A (DNA) stitch in time saves nine

Long-lived cells, especially those with the extensive developmental and proliferative potential to produce large numbers of progeny, are typically endowed with robust powers for detecting and repairing DNA damage acquired through the rigors of replication, transcription, and long-term exposure to the environment. Stem cells are perhaps the best example of such long-lived cells since they must replace worn-out progeny throughout a lifetime. Failure of stem cells to maintain DNA fidelity, and hence genomic stability, has several possible outcomes that range from poor to dire. The least onerous is effective recognition of the damage by the cell's surveillance arm and elimination of the cell via effector mechanisms that include apoptosis or the induction of senescence. Both outcomes prevent the participation of, for example, damaged hematopoietic stem cells (HSCs) in blood cell formation and preclude dissemination of genetic abnormalities. A disadvantage of this scenario is that stem cells incapable of effective DNA repair deplete an already small population. If the threshold for activation of the apoptosis or senescence pathways is more stringent, depletion may be accelerated. And if the apoptosis-senescence threshold is more relaxed, stem cell depletion may be slowed but at the expense of potentially retaining stem cells with irreparable DNA damage. The poorest outcome is the loss of a stem cell's capacity to either sense and/or repair DNA damage, an outcome that runs a high risk of genomic instability and tumorigenesis. Thus, a stem cell's powers of surveillance and repair are crucial and may provide an important intersection of the fields of cancer biology and the biology of aging.

A major mechanism by which aging causes decreased organ function is cumulative damage to a cell's macromolecules, notably its DNA (see Johnson et al, Cell. 1999;96:291-302). Since the single largest risk factor for the development of cancer is advancing age, it is tempting to conceptually link the two (see DePinho, Nature. 2000;408:248-254). Moreover, since tumors are often clonal progeny of a genomically unstable founder, stem cells whose normal function is the production of large numbers of progeny are attractive candidates for the source of dysregulation in tumorigenesis. Hematologists are familiar with the concept of aberrant stem cells being the source of hematologic malignancies, and the concept is gaining favor in the study of solid tumors as well (see Al-Hajj et al, Proc Natl Acad Sci U S A. 2003;100:3983-3988).

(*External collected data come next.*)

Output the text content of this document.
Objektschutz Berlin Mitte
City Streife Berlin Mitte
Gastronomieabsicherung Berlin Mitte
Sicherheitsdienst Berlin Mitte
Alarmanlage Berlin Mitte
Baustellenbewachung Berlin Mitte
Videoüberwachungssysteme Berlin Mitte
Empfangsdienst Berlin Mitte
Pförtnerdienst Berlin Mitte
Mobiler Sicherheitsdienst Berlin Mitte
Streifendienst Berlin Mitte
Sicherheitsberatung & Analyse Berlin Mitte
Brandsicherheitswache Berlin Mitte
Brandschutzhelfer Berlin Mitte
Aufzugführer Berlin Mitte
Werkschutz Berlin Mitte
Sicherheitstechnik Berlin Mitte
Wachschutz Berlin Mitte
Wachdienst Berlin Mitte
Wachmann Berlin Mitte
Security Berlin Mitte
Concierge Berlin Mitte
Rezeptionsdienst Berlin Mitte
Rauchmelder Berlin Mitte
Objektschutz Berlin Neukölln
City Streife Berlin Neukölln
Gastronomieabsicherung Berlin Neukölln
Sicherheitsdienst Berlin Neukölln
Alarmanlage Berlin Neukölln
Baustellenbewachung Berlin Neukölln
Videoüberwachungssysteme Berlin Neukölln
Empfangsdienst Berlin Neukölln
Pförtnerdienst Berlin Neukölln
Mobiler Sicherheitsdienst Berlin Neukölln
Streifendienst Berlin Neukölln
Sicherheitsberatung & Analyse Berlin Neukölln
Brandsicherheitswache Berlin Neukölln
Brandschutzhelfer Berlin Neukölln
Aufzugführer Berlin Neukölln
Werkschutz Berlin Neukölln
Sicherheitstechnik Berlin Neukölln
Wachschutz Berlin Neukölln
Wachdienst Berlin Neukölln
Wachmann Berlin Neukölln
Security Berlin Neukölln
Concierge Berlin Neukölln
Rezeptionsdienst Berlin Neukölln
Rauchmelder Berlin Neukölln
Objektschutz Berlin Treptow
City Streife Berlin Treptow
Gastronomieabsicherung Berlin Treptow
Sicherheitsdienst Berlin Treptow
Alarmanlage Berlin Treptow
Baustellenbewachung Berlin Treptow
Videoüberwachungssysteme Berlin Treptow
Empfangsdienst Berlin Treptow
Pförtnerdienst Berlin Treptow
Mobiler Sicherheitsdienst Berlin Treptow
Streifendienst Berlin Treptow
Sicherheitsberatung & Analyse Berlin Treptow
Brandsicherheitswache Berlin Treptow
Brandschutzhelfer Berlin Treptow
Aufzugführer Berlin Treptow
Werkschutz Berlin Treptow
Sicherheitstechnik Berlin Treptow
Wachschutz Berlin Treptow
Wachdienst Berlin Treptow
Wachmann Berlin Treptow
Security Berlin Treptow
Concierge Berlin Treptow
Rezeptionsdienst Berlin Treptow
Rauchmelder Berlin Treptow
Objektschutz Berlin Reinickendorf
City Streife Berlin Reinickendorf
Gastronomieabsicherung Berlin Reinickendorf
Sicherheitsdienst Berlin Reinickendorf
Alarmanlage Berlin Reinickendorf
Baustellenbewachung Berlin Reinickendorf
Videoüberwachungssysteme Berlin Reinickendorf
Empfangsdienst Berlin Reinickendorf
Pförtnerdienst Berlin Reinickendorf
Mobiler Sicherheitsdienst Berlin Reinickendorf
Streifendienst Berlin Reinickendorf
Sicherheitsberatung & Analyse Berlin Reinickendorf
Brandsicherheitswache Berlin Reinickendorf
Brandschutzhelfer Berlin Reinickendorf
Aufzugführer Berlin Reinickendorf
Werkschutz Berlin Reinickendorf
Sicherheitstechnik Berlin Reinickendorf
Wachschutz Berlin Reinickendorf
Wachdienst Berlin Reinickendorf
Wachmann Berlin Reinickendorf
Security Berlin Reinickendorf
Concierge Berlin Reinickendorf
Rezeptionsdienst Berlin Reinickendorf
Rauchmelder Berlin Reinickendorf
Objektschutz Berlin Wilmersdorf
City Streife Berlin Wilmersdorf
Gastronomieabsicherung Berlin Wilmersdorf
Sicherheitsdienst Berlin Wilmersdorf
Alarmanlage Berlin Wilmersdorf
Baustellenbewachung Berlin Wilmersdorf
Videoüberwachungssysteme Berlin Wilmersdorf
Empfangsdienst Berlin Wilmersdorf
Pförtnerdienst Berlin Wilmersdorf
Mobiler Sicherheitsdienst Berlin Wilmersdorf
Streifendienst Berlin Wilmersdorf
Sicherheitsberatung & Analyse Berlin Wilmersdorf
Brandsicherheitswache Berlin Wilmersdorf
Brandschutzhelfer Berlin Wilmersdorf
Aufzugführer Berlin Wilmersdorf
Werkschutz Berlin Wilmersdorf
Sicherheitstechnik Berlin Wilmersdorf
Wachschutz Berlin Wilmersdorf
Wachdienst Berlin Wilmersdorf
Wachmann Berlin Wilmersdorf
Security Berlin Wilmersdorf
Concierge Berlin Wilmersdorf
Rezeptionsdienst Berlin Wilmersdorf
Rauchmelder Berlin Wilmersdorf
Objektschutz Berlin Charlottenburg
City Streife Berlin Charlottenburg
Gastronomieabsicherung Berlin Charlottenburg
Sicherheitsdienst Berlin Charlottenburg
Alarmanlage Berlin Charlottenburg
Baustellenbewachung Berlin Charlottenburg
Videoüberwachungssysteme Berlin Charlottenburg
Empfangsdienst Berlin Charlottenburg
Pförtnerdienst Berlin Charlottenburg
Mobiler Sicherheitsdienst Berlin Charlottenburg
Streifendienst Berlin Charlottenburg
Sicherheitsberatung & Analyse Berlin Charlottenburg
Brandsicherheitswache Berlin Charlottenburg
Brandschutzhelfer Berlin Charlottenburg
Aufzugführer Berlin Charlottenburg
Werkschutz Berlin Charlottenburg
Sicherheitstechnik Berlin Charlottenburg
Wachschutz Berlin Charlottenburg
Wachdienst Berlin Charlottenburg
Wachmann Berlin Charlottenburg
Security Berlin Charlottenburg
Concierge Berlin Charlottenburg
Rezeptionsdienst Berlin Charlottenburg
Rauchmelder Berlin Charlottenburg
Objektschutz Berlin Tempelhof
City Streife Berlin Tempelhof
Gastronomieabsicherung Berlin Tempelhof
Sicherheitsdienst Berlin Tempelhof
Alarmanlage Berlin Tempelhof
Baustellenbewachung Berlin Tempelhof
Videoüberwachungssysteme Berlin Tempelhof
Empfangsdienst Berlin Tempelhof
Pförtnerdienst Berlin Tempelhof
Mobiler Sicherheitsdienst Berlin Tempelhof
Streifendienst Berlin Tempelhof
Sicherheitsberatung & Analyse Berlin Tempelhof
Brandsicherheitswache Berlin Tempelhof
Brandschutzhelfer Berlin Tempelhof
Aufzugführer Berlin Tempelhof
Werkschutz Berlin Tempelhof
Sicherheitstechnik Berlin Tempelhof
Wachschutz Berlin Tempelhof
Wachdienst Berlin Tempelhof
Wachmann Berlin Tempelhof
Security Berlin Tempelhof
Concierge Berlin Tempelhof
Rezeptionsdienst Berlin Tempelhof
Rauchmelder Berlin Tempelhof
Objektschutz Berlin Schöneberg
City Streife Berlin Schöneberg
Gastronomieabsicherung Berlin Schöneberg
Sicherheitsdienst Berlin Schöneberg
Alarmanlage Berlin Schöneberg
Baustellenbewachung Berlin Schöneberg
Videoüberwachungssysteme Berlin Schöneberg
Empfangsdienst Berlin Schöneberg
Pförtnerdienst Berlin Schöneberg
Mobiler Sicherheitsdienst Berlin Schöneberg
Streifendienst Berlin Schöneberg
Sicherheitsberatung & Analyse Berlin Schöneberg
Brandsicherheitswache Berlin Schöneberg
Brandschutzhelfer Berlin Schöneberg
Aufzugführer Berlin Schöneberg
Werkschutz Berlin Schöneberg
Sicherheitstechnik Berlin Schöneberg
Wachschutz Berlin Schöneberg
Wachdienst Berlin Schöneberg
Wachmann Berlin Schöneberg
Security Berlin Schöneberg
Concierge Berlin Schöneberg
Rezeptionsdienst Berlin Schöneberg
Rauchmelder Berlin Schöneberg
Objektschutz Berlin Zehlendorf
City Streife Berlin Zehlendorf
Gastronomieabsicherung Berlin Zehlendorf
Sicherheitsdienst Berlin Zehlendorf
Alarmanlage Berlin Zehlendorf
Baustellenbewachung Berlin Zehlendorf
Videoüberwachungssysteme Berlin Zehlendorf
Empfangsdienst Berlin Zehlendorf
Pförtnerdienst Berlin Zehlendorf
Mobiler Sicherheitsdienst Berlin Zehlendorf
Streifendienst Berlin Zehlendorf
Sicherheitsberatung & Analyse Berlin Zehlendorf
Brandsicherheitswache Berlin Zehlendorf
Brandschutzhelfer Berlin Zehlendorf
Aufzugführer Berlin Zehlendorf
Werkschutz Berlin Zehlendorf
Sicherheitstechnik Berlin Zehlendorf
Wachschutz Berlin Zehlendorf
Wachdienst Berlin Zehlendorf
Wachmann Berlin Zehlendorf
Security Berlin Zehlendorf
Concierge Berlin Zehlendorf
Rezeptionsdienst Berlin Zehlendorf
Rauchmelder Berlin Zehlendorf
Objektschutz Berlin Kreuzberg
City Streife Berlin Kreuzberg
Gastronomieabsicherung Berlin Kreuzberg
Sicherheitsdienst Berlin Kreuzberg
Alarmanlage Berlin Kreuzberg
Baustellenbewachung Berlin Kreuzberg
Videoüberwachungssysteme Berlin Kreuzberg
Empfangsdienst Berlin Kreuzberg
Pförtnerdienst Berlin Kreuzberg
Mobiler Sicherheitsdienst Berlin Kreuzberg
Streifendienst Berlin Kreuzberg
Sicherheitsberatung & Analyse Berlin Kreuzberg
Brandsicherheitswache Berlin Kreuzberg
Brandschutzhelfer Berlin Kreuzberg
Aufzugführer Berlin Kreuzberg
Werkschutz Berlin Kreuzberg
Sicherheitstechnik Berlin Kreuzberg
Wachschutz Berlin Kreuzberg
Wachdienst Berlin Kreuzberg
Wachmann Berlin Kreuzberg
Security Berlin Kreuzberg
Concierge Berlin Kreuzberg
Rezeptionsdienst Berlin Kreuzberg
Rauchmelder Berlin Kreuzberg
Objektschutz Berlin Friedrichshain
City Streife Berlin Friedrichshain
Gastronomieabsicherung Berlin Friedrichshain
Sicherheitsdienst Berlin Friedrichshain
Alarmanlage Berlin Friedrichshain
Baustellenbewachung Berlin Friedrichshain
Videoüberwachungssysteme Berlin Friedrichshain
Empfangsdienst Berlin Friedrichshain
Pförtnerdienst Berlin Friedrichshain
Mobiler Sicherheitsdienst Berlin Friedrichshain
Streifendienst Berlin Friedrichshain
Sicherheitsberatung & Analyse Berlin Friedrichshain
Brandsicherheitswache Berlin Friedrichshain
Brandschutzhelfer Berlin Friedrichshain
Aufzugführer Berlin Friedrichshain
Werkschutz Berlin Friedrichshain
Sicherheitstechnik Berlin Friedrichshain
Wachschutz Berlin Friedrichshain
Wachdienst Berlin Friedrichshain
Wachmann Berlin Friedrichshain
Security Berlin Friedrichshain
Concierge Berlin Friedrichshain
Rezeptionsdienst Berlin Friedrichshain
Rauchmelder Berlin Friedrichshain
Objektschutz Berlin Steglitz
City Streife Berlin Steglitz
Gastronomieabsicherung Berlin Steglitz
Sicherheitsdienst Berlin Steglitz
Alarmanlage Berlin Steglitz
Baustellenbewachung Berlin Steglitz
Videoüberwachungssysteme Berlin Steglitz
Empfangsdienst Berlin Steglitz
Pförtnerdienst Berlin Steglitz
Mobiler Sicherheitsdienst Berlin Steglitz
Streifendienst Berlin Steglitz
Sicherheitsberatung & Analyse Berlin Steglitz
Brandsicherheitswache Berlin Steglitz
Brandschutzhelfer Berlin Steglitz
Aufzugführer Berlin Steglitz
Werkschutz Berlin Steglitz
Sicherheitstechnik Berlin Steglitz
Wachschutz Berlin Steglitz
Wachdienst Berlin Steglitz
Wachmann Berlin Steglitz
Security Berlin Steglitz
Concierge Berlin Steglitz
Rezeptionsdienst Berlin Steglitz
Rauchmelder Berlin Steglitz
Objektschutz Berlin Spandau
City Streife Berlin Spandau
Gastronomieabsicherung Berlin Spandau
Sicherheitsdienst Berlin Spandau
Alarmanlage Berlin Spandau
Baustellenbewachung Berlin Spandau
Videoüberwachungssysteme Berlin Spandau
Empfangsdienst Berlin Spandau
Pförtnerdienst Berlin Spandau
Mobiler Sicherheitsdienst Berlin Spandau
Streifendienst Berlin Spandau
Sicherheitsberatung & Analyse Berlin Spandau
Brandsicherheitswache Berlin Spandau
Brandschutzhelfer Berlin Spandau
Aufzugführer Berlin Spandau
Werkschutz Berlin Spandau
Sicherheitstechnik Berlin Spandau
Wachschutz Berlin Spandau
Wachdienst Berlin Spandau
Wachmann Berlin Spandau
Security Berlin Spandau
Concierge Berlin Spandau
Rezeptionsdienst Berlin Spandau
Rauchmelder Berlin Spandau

Reese and colleagues (page 1626) show that in mice null for an important effector of DNA mismatch repair, MutS homolog 2 (MSH2), hematopoietic stem cells possess an enhanced capacity to survive exposure to the methylating agent, temozolomide (TMZ), a compound that causes DNA damage requiring mismatch repair mechanisms. MSH2-null stem cells had a strong competitive survival advantage relative to wild-type stem cells and were able to successfully restore hematopoiesis following the myelosuppressive effects of TMZ. However, the neglected stitch in time carried the heavy price of MSH2^–/– HSCs being unable to contribute to the engraftment of recipients of serial transplants, culminating in stem cell exhaustion, marrow aplasia, and death. Surveillance mechanisms of MSH2-null stem cells apparently detected the accumulating DNA damage in secondary and tertiary transplant recipients, possibly inflicted by the replicative stress of serial engraftment demands. Effector mechanisms may then have either purged or silenced the defective stem cells, thus demonstrating that not even nine belated stitches were able to save the day. One might expect that surveillance and purging would fall short of perfect in the context of a greatly heightened background of genetic damage. Although tumorigenesis (in this scenario it is typically lymphomagenesis) was not detected in these studies, longer-term studies of larger numbers of transplant recipients would likely have revealed the emergence of lymphoma in hosts receiving MSH2^–/– HSC transplants. Reese et al ruled out the possibility that either diminished marrow homing capacity or perturbed cell cycle kinetics accounted for their observations. Moreover, the telomere lengths of blood cells derived from MSH2^–/– and wild-type stem cells remained comparable following transplantation, demonstrating that the loss of functioning MSH2^–/– HSCs was not triggered through this mechanism. Rather, the fact that the authors detected an increase in microsatellite instability in clones derived from Sca-1⁺Kit⁺Lin^– cells of MSH2^–/– mice argues strongly for genomic instability being the cause of stem cell exhaustion. Animal models such as the one employed by Reese et al may aid in further strengthening the emerging links between aging, DNA repair, cancer, and stem cells.